Scott Reyburn has generated an interesting list that tries to get at the real value of works of art relative to the general economic environment. Based upon a conversation with inequality economist, Thomas Piketty’s ideas for how to calculate cost, Reyburn has produced a selection of top prices and adjusted them for US per capita income. Though the exercise is revealing, one wonders why global per capita income or country-specific were not used. A lack of available information? Whatever the reason, measuring the Czar’s purchasing power (or someone in Qatar’s, for that matter) against US wages seems to leave out the inequality in the countries of purchase, especially in a global art market:
“It’s O.K. to use the C.P.I., but I think it would be even more meaningful to take into account the rise in average income and wealth over the period,” said Thomas Piketty, a professor at the Paris School of Economics and the author of the best-selling “Capital in the Twenty-First Century.” Mr. Piketty suggested in an email that landmark art transactions from any given year should be divided by average per-capita income to reflect divergences of wealth. “It would be interesting to have some art price index over the entire 1914-2015 period and see whether it follows the evolution of inequality (I suspect it does),” Mr.
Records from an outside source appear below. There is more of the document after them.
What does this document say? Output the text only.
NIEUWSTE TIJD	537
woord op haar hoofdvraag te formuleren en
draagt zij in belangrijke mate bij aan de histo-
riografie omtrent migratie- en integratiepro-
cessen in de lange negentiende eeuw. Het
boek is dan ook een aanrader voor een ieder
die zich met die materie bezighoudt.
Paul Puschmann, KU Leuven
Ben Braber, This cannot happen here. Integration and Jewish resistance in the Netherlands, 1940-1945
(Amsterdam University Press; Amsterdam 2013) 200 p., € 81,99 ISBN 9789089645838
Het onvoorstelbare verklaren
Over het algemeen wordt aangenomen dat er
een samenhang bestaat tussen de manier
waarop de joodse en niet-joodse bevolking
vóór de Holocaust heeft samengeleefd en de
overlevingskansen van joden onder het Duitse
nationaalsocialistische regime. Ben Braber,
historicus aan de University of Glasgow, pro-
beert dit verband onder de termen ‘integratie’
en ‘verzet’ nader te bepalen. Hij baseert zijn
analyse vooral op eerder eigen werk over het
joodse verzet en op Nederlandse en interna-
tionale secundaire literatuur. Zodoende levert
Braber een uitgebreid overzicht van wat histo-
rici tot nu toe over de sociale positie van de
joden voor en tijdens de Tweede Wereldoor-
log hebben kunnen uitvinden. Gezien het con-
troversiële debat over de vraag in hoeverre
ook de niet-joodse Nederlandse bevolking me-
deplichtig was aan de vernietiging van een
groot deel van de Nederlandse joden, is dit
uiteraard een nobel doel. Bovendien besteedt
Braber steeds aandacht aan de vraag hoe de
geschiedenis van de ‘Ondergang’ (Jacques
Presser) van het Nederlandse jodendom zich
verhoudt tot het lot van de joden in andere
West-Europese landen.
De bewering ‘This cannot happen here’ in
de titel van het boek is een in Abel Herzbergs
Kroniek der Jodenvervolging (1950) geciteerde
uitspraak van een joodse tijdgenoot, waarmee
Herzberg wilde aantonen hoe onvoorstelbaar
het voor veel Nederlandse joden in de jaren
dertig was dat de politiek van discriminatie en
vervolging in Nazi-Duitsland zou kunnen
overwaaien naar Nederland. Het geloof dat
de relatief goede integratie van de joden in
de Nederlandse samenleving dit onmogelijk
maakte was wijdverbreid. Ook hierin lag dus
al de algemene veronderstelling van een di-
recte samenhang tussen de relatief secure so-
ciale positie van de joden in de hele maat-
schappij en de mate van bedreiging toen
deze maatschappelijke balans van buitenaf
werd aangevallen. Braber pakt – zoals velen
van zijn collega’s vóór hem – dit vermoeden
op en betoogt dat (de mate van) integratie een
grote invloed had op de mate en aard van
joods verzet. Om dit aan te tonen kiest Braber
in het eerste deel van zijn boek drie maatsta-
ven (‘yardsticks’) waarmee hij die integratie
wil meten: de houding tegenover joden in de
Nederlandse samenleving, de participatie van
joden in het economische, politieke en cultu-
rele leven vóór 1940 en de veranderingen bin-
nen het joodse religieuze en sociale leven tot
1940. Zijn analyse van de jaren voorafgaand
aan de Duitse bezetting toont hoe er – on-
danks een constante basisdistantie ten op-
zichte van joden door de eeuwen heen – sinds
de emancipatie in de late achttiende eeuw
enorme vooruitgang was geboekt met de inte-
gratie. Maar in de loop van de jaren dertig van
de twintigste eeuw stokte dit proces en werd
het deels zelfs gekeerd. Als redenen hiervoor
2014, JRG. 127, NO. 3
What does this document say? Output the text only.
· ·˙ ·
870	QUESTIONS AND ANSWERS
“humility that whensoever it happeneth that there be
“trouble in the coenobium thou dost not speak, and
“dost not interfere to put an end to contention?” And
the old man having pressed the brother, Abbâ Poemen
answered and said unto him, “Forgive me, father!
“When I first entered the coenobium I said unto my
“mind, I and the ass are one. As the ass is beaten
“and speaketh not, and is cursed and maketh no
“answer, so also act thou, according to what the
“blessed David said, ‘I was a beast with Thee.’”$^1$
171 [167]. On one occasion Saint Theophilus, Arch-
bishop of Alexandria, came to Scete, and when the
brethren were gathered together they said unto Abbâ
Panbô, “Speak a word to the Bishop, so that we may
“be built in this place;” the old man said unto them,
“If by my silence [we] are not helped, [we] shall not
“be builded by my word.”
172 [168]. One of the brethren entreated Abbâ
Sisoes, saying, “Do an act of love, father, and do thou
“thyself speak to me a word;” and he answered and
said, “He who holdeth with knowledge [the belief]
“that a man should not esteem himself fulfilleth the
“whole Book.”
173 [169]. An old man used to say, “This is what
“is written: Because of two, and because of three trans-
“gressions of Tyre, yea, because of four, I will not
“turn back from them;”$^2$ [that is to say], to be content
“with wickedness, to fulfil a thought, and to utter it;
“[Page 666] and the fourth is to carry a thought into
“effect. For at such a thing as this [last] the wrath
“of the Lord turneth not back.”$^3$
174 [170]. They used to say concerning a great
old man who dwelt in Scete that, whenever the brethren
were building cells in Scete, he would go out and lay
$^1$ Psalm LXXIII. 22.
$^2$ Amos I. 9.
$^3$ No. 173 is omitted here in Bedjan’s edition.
Piketty added.
An income-linked list of 10 landmark art prices, together with their inflation-adjusted equivalents, from the past 100 or so years is revealing. The list accompanying this story uses data on America’s per-capita national income from the updated appendix of Mr. Piketty and Gabriel Zucman’s 2013 paper, “Capital Is Back: Wealth-Income Ratios in Rich Countries, 1700-2010.” (This is not a fully scientific ranking; it’s a list of landmark art sales in the 20th and 21st centuries that have been submitted to a consistent methodology. But no similar ranking appears to have been made.)